Why My Name Means a Mountain
There's a mountain on the border between North Korea and China called Baekdu.
It sits where two worlds meet — ancient, volcanic, and stubborn. It has survived ice ages, empires, and wars. Its mountain range runs from that northern peak all the way down through the spine of the Korean peninsula to the south. And for reasons my parents have never fully explained, they named me after it.
I didn't think much of it growing up.
A name is just a name. I was too busy moving — seven schools across twelve years, eight years of living out of a suitcase in the United States through high school and university, a decade of chasing deals across four continents. You don't spend much time thinking about what your name means when you're just trying to keep up.
But I was fortunate. Extraordinarily fortunate.
There were people along the way — teachers, mentors, strangers who had no obligation to care — who chose to support me anyway. People who opened doors I didn't know existed, who believed in something in me before I believed in it myself. I wouldn't be here without them. I say that without exaggeration.
That kind of goodwill leaves a mark. It also leaves a responsibility.
But somewhere between my thirties and a quiet Sunday evening staring at a laptop screen, something shifted.
What This Site Is
This is not a blog about productivity hacks.
It is not a business newsletter. It is not a personal branding exercise, though I understand if it looks like one from the outside.
This is a record of what happens when someone who has spent a decade learning how the world works decides to stop being a passenger in their own life.
I've spent years helping other companies grow — closing deals, building teams, finding markets. Now I want to find out what happens when I apply that same intensity to building something for myself.
Every week I'll write about what I'm learning. About business development and what it actually looks like from the inside.
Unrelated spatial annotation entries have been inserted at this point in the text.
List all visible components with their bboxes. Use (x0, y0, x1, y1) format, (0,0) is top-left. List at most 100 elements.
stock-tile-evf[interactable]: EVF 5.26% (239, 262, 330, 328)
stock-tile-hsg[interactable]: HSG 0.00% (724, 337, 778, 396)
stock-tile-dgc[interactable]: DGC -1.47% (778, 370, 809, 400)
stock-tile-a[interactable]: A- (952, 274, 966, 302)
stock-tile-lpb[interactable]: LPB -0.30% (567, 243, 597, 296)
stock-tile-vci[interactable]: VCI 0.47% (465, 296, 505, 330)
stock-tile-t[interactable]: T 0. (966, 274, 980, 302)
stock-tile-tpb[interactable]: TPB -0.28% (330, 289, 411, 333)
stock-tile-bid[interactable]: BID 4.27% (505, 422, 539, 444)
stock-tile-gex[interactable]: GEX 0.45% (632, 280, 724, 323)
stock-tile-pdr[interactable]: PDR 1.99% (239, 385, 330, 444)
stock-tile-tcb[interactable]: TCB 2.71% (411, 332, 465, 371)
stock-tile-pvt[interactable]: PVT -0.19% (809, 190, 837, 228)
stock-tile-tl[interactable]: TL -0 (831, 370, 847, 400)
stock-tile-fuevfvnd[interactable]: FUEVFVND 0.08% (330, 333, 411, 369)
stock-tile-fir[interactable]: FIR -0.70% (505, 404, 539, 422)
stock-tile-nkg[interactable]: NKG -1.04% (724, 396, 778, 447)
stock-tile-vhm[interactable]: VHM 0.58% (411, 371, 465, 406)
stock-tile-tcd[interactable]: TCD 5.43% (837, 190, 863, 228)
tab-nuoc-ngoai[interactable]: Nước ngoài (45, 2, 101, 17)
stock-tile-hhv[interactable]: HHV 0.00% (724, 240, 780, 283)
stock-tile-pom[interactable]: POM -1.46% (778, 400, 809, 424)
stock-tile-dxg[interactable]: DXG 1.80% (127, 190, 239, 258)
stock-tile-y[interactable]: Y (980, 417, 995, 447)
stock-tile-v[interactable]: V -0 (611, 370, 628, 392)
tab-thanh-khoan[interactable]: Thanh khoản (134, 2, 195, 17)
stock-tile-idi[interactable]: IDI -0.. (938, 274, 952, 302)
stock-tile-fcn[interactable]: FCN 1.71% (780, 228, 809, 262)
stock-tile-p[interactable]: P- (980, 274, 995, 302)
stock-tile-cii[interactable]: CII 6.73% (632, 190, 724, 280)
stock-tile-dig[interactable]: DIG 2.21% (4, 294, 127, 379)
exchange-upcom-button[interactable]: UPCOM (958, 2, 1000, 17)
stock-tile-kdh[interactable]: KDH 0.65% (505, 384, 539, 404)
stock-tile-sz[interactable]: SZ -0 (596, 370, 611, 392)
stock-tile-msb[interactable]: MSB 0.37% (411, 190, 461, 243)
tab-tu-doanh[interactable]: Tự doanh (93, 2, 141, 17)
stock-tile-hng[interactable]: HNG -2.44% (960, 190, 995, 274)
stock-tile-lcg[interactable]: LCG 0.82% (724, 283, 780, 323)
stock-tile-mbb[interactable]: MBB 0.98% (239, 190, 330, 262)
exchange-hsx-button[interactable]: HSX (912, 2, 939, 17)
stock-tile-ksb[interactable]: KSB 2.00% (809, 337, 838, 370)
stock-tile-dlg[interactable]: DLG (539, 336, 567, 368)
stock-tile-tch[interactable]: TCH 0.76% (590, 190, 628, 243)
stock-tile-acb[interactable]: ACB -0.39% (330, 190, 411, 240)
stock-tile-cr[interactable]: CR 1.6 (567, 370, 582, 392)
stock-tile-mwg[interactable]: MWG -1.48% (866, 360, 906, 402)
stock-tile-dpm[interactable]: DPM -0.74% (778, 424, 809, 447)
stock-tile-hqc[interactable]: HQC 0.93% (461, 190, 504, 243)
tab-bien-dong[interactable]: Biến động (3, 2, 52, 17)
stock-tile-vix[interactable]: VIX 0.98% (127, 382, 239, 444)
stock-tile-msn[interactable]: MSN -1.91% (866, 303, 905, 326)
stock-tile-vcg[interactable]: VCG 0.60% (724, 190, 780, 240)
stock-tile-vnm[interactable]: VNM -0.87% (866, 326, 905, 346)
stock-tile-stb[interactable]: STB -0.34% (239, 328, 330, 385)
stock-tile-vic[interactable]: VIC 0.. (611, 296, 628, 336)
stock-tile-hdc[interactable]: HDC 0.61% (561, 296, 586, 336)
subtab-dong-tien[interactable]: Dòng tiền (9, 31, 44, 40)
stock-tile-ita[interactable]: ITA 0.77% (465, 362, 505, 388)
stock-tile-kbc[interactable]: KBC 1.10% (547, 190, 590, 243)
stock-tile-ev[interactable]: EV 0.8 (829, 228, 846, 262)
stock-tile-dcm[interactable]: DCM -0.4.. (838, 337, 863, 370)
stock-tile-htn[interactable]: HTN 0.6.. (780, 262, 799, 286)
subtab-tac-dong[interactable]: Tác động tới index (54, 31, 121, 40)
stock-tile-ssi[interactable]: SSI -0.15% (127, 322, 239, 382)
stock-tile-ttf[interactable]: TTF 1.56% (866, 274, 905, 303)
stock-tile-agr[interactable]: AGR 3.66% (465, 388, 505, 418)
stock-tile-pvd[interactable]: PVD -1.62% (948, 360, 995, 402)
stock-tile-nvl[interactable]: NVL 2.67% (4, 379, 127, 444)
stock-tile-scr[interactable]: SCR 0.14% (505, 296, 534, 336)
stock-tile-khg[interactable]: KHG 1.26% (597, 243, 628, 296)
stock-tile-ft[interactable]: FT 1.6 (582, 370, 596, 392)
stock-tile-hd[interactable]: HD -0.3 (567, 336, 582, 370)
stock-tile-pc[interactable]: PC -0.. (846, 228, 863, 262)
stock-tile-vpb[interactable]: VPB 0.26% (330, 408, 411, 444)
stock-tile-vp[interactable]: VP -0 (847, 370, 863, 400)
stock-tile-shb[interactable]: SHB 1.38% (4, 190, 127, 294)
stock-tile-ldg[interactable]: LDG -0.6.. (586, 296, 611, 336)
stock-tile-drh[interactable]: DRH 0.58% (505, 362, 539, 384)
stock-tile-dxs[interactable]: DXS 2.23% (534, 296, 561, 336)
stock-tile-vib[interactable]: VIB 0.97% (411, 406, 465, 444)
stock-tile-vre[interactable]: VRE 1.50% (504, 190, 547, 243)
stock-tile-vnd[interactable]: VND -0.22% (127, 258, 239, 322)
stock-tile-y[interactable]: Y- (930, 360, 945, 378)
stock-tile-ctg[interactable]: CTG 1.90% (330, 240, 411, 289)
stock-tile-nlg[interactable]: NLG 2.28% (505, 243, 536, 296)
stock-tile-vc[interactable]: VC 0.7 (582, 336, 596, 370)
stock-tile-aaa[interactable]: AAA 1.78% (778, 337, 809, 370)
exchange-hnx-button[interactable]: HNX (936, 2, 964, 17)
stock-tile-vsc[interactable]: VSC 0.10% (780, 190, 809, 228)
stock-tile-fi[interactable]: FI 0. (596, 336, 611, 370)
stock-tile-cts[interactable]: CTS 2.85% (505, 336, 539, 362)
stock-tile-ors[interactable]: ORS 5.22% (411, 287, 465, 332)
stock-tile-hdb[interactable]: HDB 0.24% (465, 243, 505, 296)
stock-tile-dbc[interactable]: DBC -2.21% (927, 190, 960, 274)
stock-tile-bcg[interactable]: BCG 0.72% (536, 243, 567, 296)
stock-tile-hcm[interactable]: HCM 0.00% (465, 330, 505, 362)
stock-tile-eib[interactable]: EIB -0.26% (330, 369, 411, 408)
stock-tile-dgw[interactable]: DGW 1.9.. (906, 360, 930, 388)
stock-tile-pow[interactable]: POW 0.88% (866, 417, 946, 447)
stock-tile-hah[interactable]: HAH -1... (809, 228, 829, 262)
About what it means to grow up Korean, work globally, and carry a name that means something bigger than you're ready for. About the gap between who you thought you'd become and who you actually are — and what you do with that gap.
Some of it will be useful. Some of it will be honest in ways that make me uncomfortable. All of it will be real.
And some of it will be for the people who are where I once was — uncertain, moving, trying to keep up. If anything I write opens a door for someone the way doors were opened for me, then this is already worth it.
That's the obligation I carry. That's the debt I'm trying to repay.
One Last Thing
Baekdu Mountain is still divided.
You can see it from the North Korean side or the Chinese side, but the mountain that gave its name to the entire Korean mountain range — the range that runs all 1,500 kilometers down to the southern tip of the peninsula — sits outside the reach of most Koreans today.
I've thought about this a lot lately.
Maybe that's not a tragedy. Maybe that's exactly what makes it the right name for this project. Something that holds two worlds at once. Something that exists in the tension between what is and what could be.
That's where I'm writing from.
From the 1,500km spine of Korea, reaching toward the 7,000km spine of the Earth.